Grasberg à son tour arasé, Freeport Indonesia remue à présent ses entrailles estimées autour de 1,8 million de tonnes de minerais. De quoi assurer, à raison de 150.000 tonnes excavées par jour, l’activité minière pour au moins trente ans. Le contrat minier expirant en 2021 a d’ailleurs été prolongé jusqu’en 2041. Au terme d’âpres négociations et moyennant le versement de 3,85 milliards de dollars (3,2 milliards d’euros) à la maison mère américaine, le gouvernement indonésien est devenu l’actionnaire majoritaire de la filiale indonésienne PTFI. La presse indonésienne a acclamé ce retour de souveraineté nationale en matière de ressources naturelles. Le transfert technologique et les moyens financiers suivront t-ils ? 15,1 milliards de dollars seront progressivement injectés pour exploiter à 1.200 mètres de profondeur ce gisement qui nécessitera plus de mille kilomètres de galeries. Une peccadille, selon les dirigeants de PTFI, au regard des 150 milliards de dollars que promettent ces nouvelles réserves.

« Tant que Freeport exploitera nos richesses, comment imaginer l’avenir de la NGO ? »

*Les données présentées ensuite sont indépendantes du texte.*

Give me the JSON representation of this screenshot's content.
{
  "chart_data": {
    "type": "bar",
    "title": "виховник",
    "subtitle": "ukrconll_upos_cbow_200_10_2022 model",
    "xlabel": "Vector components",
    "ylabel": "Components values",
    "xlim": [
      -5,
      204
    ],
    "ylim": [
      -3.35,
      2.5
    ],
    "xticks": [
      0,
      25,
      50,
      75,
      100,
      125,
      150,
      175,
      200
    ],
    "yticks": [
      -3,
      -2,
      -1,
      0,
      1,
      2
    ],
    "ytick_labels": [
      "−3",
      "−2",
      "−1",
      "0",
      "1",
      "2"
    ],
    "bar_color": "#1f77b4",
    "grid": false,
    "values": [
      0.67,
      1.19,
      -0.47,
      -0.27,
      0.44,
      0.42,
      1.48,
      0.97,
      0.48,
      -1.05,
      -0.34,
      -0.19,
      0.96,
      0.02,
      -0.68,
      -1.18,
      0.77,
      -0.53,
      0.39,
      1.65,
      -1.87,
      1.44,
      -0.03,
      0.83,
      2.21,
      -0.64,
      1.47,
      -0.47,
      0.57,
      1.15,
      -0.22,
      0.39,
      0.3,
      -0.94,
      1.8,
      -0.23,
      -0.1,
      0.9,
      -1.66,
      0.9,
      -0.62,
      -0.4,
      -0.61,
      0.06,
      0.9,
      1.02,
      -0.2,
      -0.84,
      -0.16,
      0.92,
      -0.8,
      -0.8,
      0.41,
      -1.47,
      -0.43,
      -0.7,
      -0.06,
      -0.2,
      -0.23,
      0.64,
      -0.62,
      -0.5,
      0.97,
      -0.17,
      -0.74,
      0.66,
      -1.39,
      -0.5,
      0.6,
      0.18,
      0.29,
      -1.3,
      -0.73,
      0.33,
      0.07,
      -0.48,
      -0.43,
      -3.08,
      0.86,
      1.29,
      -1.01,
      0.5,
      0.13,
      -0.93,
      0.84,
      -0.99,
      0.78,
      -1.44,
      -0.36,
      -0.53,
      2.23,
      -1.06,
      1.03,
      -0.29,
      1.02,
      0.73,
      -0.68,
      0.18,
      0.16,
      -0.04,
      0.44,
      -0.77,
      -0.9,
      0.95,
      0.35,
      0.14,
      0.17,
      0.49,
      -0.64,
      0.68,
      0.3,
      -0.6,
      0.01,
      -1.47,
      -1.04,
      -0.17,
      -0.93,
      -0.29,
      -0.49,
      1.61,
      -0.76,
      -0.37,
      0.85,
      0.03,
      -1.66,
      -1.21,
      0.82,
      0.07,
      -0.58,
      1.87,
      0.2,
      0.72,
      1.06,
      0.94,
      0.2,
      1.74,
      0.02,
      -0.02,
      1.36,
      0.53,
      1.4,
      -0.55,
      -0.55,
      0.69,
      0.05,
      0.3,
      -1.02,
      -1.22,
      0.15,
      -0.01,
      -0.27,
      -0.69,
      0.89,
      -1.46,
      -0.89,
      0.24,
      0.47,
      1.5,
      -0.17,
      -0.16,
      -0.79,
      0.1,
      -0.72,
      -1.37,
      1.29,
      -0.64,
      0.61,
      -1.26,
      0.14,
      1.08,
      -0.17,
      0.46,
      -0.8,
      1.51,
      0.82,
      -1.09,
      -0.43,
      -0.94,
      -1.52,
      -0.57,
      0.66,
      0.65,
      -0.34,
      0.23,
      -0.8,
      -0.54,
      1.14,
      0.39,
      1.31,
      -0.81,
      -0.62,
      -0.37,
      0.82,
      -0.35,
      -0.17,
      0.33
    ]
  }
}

Si le gouvernement indonésien s’en réjouit, la grande majorité des Papous s’en désolent. « Tant que Freeport exploitera nos richesses, comment imaginer l’avenir de la NGO ? L’indépendance du peuple papou ne pourra advenir que si elle se produit sur les plans économique, politique, social et culturel », résume Jeffrey Bomanak, responsable de l’Organisation pour une Papouasie libre (OPM). Or, Freeport est l’un des premiers contributeurs fiscaux de l’Indonésie. Beaucoup redoutent aussi que la catastrophe écologique ne s’aggrave et avec elle une fois encore le sort des Papous. L’environnement n’est pas une préoccupation majeure au sein des hautes sphères politiques indonésiennes et l’on voit mal comment les actionnaires de la filiale PTFI débourseraient près de quatorze milliards de dollars pour remettre en état le site que la maison mère américaine a détruit. Chacun plaide son irresponsabilité. Quant à la rentabilité de la mine, elle n’a jamais été un gage de générosité pour la majorité de ses ouvriers. En 2011, ils s’étaient battus pour augmenter leur salaire horaire, le plus faible du monde minier (1,50 dollar de l’heure, soit 1,3 euro). Aujourd’hui, ils luttent pour garder leur emploi à peine plus valorisé malgré les conditions de travail éprouvantes, plus dangereuses encore en ces temps pandémiques. Qui s’en soucie ?

Hautes terres centrales.

Le nouveau président américain Joe Biden vient de demander au directeur de Freeport, Richard Adkerson, d’optimiser sa production de cuivre pour répondre à la transition écologique voulue par la nouvelle administration. Les voitures électriques utilisent en effet quatre fois plus de cuivre que les voitures à essence. L’or a lui aussi le vent en poupe comme toujours en temps de crise. Paradoxe d’une valeur refuge pourtant adossée à tout ce qui sape l’avenir de notre humanité.